Individuals share their painful experiences as well as the advantages of polygamy in an honest, simple manner.

The "I" Stories is produced by Gender Links in association with the Commission on Gender Equality, the Southern African HIV and Aids Information Service and the Gender and Media Diversity Centre.

Sowetan tracked down a happy family of Anthon Ndzhulula from Mozambique. Ndzhulula took a second wife when bad things were happening to his family: three of his five children died, his business was falling apart and he was having affairs outside his marriage.

"I consulted some elders and traditional healers and they explained that things were not going well for me because my father did not pay lobola for my mother.

"They suggested I take a second wife and give her my mother's maiden name."

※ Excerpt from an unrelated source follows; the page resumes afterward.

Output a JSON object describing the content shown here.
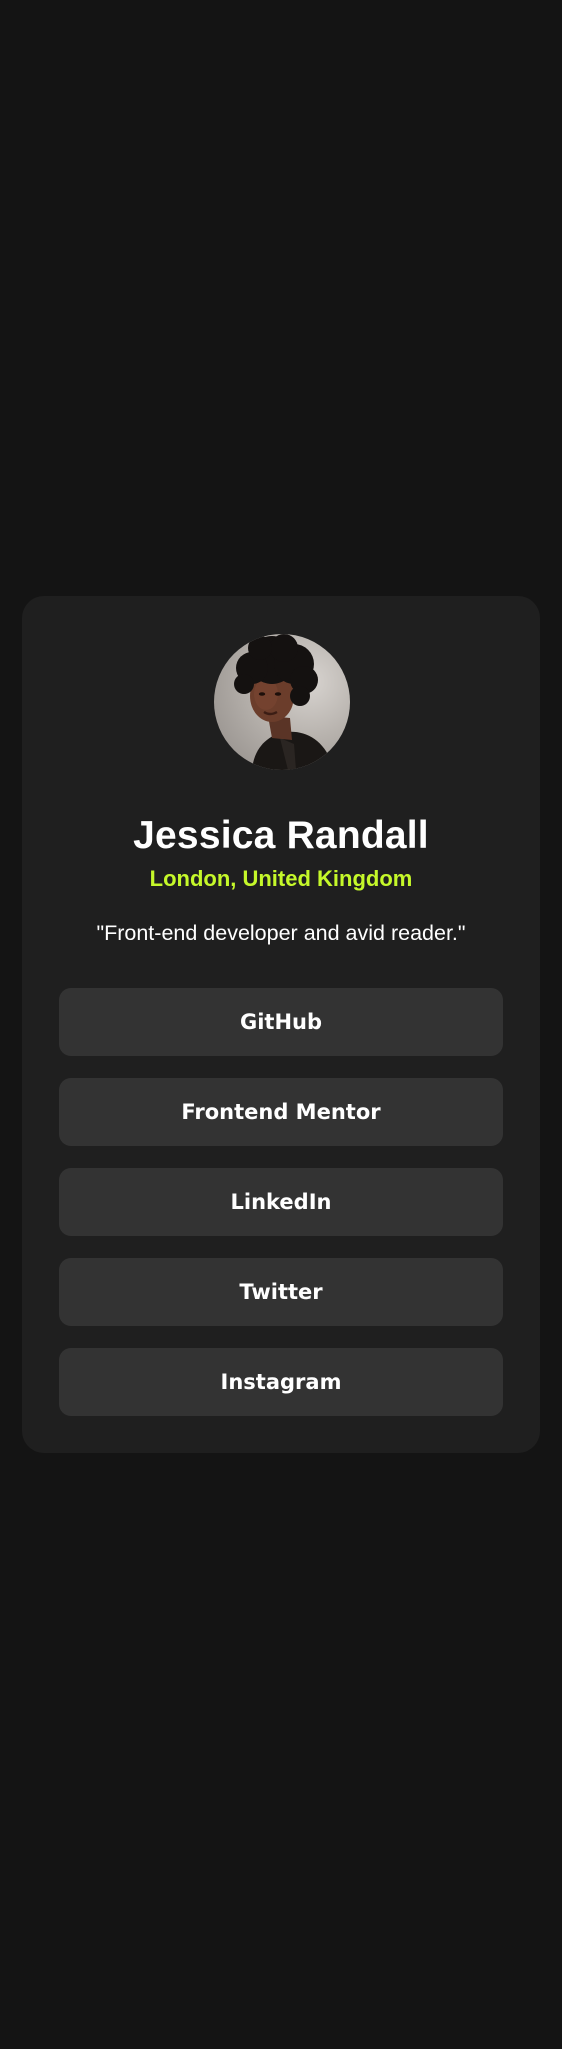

He said that he discussed this matter with his first wife and she agreed.

Zabele Ndzhulula, the first wife, said: "Although I always knew my culture permits polygamy, I never thought I would share a man with another woman.

"Now that my husband has a second wife, he sometimes gives her more attention, but I accept this because I gave him the go-ahead."

Norah Masingi, the second wife, said she came from a polygamous family herself so the relationship is normal for her.

Colleen Lowe Morna, the executive director of Gender Links South Africa, said: "The book was published because polygamy is a complex issue and we wanted to hear from those directly involved.

"Of course Gender Links looks at the issue from an equality perspective and practices such as polygamy continue to render women unequal."